Kenny Ingram

No. 46, 91
- Position: Linebacker

Personal information
- Born: February 27, 1986 (age 40)
- Listed height: 6 ft 5 in (1.96 m)
- Listed weight: 239 lb (108 kg)

Career information
- College: Florida State
- NFL draft: 2009: undrafted

Career history
- New York Giants (2009–2010)*; Hartford Colonials (2010); New York Giants (2010–2011)*; Virginia Destroyers (2011); Montreal Alouettes (2012);
- * Offseason and/or practice squad member only
- Stats at Pro Football Reference

= Kenny Ingram =

American gridiron football player (born 1986)

Kenny Ingram (born February 27, 1986) is an American former football linebacker-Edge rusher. He was signed by the New York Giants as an undrafted free agent in 2009.

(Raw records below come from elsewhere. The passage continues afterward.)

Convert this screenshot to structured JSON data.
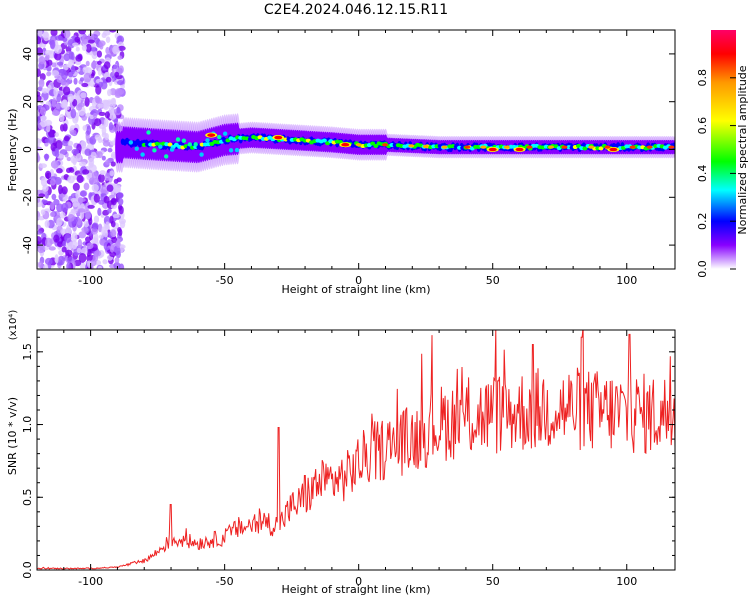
{
  "title": "C2E4.2024.046.12.15.R11",
  "chart_data": [
    {
      "type": "heatmap",
      "xlabel": "Height of straight line (km)",
      "ylabel": "Frequency (Hz)",
      "xlim": [
        -120,
        118
      ],
      "ylim": [
        -50,
        50
      ],
      "xticks": [
        -100,
        -50,
        0,
        50,
        100
      ],
      "yticks": [
        -40,
        -20,
        0,
        20,
        40
      ],
      "grid": false,
      "colorbar": {
        "label": "Normalized spectral amplitude",
        "range": [
          0.0,
          1.0
        ],
        "ticks": [
          "0.0",
          "0.2",
          "0.4",
          "0.6",
          "0.8"
        ],
        "colors": [
          "#ffffff",
          "#cc99ff",
          "#8800ff",
          "#0000ff",
          "#00ffff",
          "#00ff00",
          "#ffff00",
          "#ff9900",
          "#ff0000",
          "#ff0066"
        ]
      },
      "features": {
        "noise_region_x": [
          -120,
          -88
        ],
        "ridge_center_hz": [
          [
            -88,
            3
          ],
          [
            -75,
            2
          ],
          [
            -60,
            1
          ],
          [
            -50,
            4
          ],
          [
            -40,
            5
          ],
          [
            -25,
            4
          ],
          [
            -10,
            3
          ],
          [
            0,
            2
          ],
          [
            10,
            2
          ],
          [
            30,
            1
          ],
          [
            50,
            1
          ],
          [
            80,
            1
          ],
          [
            118,
            1
          ]
        ],
        "peaks": [
          [
            -55,
            6
          ],
          [
            -30,
            5
          ],
          [
            -5,
            2
          ],
          [
            50,
            0
          ],
          [
            60,
            0
          ],
          [
            95,
            0
          ]
        ]
      }
    },
    {
      "type": "line",
      "xlabel": "Height of straight line (km)",
      "ylabel": "SNR (10 * v/v)",
      "y_multiplier": "(x10⁴)",
      "xlim": [
        -120,
        118
      ],
      "ylim": [
        0,
        1.65
      ],
      "xticks": [
        -100,
        -50,
        0,
        50,
        100
      ],
      "yticks": [
        "0.0",
        "0.5",
        "1.0",
        "1.5"
      ],
      "grid": false,
      "series": [
        {
          "color": "#ee2222",
          "x": [
            -120,
            -100,
            -90,
            -85,
            -80,
            -75,
            -70,
            -65,
            -60,
            -55,
            -50,
            -45,
            -40,
            -35,
            -30,
            -25,
            -20,
            -15,
            -10,
            -5,
            0,
            5,
            10,
            15,
            20,
            30,
            40,
            50,
            60,
            70,
            80,
            90,
            100,
            110,
            118
          ],
          "y": [
            0.01,
            0.01,
            0.02,
            0.04,
            0.06,
            0.12,
            0.2,
            0.2,
            0.18,
            0.2,
            0.22,
            0.28,
            0.3,
            0.32,
            0.3,
            0.42,
            0.48,
            0.58,
            0.6,
            0.62,
            0.72,
            0.78,
            0.82,
            0.85,
            0.88,
            0.98,
            1.02,
            1.04,
            1.06,
            1.08,
            1.08,
            1.06,
            1.05,
            1.04,
            1.05
          ],
          "spikes": [
            [
              -70,
              0.45
            ],
            [
              -30,
              0.98
            ],
            [
              -20,
              0.65
            ],
            [
              83,
              1.6
            ],
            [
              101,
              1.62
            ],
            [
              52,
              1.3
            ],
            [
              65,
              1.55
            ]
          ]
        }
      ]
    }
  ]
}
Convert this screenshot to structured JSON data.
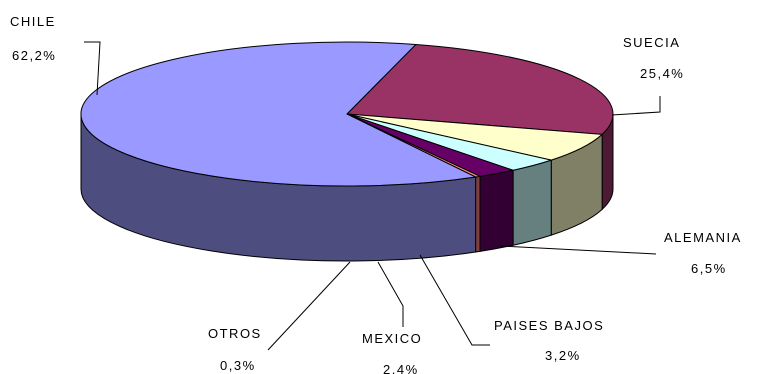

Ingram also played for the Hartford Colonials and the Virginia Destroyers of the United Football League.

==Early life==
Ingram went to Edgewater High School, was a three-star player by Rivals.com and the No. 14 rated safety in the nation. He was a two-sport athlete who also played basketball and helped lead his team to the 6A state championship in 2003. He totaled 60 tackles and five interceptions as a senior, and as a junior he recorded 60 tackles (35 unassisted tackles and 25 assisted) along with six interceptions. He also played tight end in high school.

==College career==
In 2008 Ingram played in a career-high 13 games and made the first five starts of his career and recorded a single-season career-high 22 tackles and 3.5 tackles for loss. In 2007, he re-joined the Seminoles after earning his eligibility back during the summer of 2007. He spent the summer of 2006 at Tallahassee Community College and the entire 2006–07 academic year at East Central Community College in Decatur, Miss. In 2007, he played in nine games and recorded five tackles as a special teams player. As a freshman in 2005 he appeared in 12 of Florida State's 13 games and finished with 10 tackles as he earned playing time in the defensive backfield and on special teams. He redshirted in 2004.

==Professional career==

===New York Giants===
Ingram was signed as an undrafted free agent by the New York Giants following the 2009 NFL draft. He played safety in college but was converted to linebacker by the Giants. He was waived on September 5, 2009. On December 1, he was signed to their practice squad. On January 5, 2010 Ingram was signed to a reserved/future contract. Released by the Giants on July 30, 2010. After spending some time with the Hartford Colonials of the UFL, Ingram returned to the Giants, signing to the team's practice squad on December 15, 2010. He was waived on August 24, 2011.

===Montreal Alouettes===
On May 7, 2012, Ingram signed with the Montreal Alouettes of the Canadian Football League.